Louise donna le bout de pain au chien, qui aboya trois fois, la harpe se tut.

Louise entra dans la salle de bains. Puis d’un coup la porte se ferma, et les robinets s’ouvrirent. Un chat dit :
« Je déteste l’eau ! Si tu ne veux pas mourir noyée, donne-moi une pelote de laine, comme l’a fait Vassilissa ».
Louise lui répondit :
« Ma chaussette te conviendra ? »
Le chat accepta. Il fit un mouvement avec sa patte et les robinets se fermèrent.

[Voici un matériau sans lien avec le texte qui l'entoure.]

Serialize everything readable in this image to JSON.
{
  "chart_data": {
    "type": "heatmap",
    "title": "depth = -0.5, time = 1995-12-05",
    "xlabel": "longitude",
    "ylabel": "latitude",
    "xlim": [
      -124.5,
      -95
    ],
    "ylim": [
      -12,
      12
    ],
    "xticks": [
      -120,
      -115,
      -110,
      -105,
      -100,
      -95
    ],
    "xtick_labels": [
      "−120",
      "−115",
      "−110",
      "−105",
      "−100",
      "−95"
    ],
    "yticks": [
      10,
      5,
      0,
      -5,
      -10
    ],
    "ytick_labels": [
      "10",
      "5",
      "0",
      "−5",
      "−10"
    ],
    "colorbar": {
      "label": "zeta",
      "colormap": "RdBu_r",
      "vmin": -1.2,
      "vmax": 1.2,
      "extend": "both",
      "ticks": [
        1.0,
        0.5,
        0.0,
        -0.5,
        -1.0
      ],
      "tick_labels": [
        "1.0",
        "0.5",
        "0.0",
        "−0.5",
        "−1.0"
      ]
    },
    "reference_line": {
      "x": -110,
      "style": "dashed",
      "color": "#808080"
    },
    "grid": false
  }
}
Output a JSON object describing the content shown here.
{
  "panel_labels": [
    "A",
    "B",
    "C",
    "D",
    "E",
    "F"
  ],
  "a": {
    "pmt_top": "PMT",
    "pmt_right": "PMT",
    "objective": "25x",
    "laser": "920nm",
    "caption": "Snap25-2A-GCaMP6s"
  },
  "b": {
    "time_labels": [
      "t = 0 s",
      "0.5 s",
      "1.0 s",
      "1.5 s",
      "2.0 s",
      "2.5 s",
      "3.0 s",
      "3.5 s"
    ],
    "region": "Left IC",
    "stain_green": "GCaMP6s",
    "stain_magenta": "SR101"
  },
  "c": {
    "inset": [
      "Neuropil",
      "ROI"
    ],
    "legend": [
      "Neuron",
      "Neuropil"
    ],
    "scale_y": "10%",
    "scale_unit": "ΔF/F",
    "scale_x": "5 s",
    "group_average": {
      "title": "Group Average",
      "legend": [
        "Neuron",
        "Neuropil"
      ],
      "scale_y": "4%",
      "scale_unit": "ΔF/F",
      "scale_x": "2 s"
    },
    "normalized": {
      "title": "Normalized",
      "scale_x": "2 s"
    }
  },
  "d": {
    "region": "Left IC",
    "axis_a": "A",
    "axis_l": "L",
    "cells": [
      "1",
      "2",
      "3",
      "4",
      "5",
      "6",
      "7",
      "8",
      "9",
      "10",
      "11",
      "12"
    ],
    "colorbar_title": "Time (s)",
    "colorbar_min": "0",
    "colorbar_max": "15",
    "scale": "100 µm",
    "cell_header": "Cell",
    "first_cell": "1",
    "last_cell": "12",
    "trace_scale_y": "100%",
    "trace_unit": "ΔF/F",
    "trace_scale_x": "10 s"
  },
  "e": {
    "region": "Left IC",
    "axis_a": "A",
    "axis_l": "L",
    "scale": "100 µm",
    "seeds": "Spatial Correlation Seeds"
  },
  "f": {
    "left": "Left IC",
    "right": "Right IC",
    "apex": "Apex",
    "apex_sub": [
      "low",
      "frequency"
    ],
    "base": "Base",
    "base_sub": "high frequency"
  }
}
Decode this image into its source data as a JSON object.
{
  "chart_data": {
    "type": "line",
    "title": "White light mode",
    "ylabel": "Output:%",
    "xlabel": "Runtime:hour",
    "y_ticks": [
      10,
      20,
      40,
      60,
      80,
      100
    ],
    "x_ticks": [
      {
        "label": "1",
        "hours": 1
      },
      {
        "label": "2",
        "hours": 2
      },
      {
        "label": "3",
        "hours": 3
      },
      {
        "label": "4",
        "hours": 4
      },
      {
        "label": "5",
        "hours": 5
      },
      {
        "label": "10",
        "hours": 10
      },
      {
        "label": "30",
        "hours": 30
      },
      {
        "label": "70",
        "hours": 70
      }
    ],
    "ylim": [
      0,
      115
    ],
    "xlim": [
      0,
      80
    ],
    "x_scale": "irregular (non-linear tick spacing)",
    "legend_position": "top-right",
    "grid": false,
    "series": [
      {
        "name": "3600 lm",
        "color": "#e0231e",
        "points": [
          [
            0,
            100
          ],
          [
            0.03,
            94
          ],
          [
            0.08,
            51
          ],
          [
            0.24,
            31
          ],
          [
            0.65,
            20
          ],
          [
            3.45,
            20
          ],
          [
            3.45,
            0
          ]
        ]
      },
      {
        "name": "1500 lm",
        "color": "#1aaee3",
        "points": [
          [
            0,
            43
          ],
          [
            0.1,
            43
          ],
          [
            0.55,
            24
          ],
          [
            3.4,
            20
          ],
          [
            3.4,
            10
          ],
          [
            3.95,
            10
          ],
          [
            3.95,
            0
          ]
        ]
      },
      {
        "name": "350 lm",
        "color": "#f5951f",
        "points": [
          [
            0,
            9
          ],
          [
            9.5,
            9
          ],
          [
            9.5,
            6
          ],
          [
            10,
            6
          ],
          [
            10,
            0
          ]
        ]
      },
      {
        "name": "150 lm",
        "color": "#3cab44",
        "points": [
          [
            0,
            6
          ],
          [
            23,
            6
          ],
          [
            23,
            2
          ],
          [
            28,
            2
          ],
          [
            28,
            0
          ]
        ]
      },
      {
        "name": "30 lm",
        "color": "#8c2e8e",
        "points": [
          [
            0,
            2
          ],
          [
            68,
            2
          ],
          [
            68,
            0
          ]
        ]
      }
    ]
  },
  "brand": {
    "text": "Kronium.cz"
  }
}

Elle continua son parcours dans un couloir où il y avait un bouleau et une porte massive à la fin du couloir. Elle commença à marcher. Avant de dépasser le bouleau, ce dernier lui dit :
« Si tu ne veux pas que je t’arrache les yeux, lisse mes branches, comme l’a fait Vassilissa ».
Louise s’arracha un cheveu pour lisser les branches de l’arbre. Elle continua à marcher et elle arriva devant l’immense porte, qui lui dit :
« Si tu veux que je te laisse passer, huile-moi les gonds, comme l’a fait Vassilissa. »
« Il me reste un peu d’eau de la salle de bains, ça vous conviendra ? » dit Louise.
« Comme on dit, c’est le geste qui compte » dit la porte.
La porte s’ouvrit.
 
Louise se retrouva au salon, elle vit Baba Yaga en face d’elle.
« Je vois que mon chien, mon chat, mon bouleau et ma porte t’ont laissée passer, comme l’a fait Vassilissa, la soit disant belle. » 
« Comment suis-je arrivé la ? Que me voulez-vous ? » questionna Louise sans peur après ce qu’elle avait traversé.
« Tu es arrivé là grâce à mes poupées russes et ce que je veux de toi c’est te manger ! HaHaHaHa ! »
« Mais pourquoi ? » demanda-t-elle.
« Parce que tu m’as insulté, moi Baba Yaga, tu vas me le payer ! » dit-elle avec rage
« Je ferai tout ce que vous voudrez, s’il vous plaît ne me mangez pas ! » supplia-t-elle
« Nous pouvons faire un marché », dit Baba Yaga
« Tout ce que vous voudrez. »
« Je t’aiderai pour ton exposé, à une seule condition, qu’il y ait une bonne conclusion sur moi. »
« Si vous voulez ! Mais comment je vais faire pour rentrer chez moi ? » demanda-t-elle
« Utilise les poupées russes. »
« D’accord » termina-t-elle.

Après avoir questionné Baba Yaga, Louise rentra chez elle.
Le lendemain...
« ... et voilà pourquoi l’on croit que Baba Yaga est méchante, mais c’est du passé. Je pense qu’elle a changé » termina Louise
« Très bien, 16,5/20 » dit Mme Agay.
Et tout reprit son court normal, sauf...
« D’où viennent ces poupées russes Louise ? » questionna sa maman
« Heu... un cadeau de la part d’une correspondante » dit-elle en croisant les doigts dans son dos.
Louise se promit qu’elle n’insulterait plus Baba Yaga.